Methods: YP (n = 16), NY (n = 15) and MS (n = 15) subjects underwent an experimental protocol that comprised of
different 5-minute interventions including mental arithmetic stress test (MAST), alternate nostril breathing (ANB),
Kapabhati breathing (KB) and meditation (Med) interspersed with 5 minutes of quiet resting (neutral condition (NC)).
During the intervention periods continuous body weight adjusted oxygen consumption (VO2ml/min/kg) was measured
using open circuit indirect calorimetry with a canopy hood.
Results: This is the first study to report oxygen consumption (OC) in yoga practitioners during and after MAST and the
first to report both within and between different populations. The results were analysed with SPSS 16 using 3X9
mixed factorial ANOVAs. The single between-subject factor was group (YP, NY and MS), the single within-subject factor
was made up of the nine intervention phases (NC1, MAST, NC2, ANB, NC3, KB, NC4, Med, NC5). The results demonstrated
that the regular YP group had significantly less OC and greater variability in their OC across all phases compared to the
MS group (p = .003) and NY group (p = .01). All groups significantly raised their OC during the mental arithmetic stress,
however the MS group had a significantly blunted post-stress recovery whereas the YP group rapidly recovered back to
baseline levels with post stress recovery being greater than either the NY group or MS group.
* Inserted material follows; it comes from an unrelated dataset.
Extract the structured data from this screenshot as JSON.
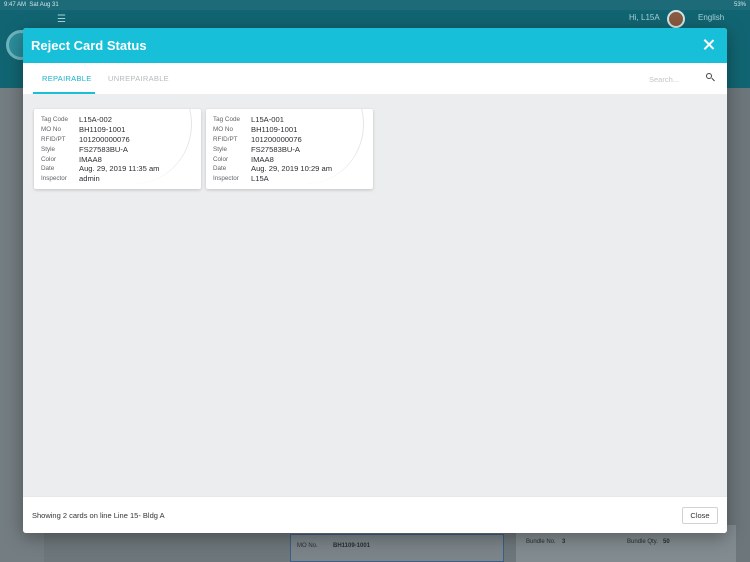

Conclusions: Yoga practitioners have greater metabolic variability compared to non-yoga practitioners and metabolic
syndrome patients with reduced oxygen requirements during resting conditions and more rapid post-stress recovery.
OC in metabolic syndrome patients displays significantly blunted post-stress recovery demonstrating reduced metabolic
resilience. Our results support the findings of previous randomised trials that suggest regular yoga practice may mitigate
against the effects of metabolic syndrome.
Clinical trial number: ACTRN12614001075673; Date of Registration: 07/10/2014.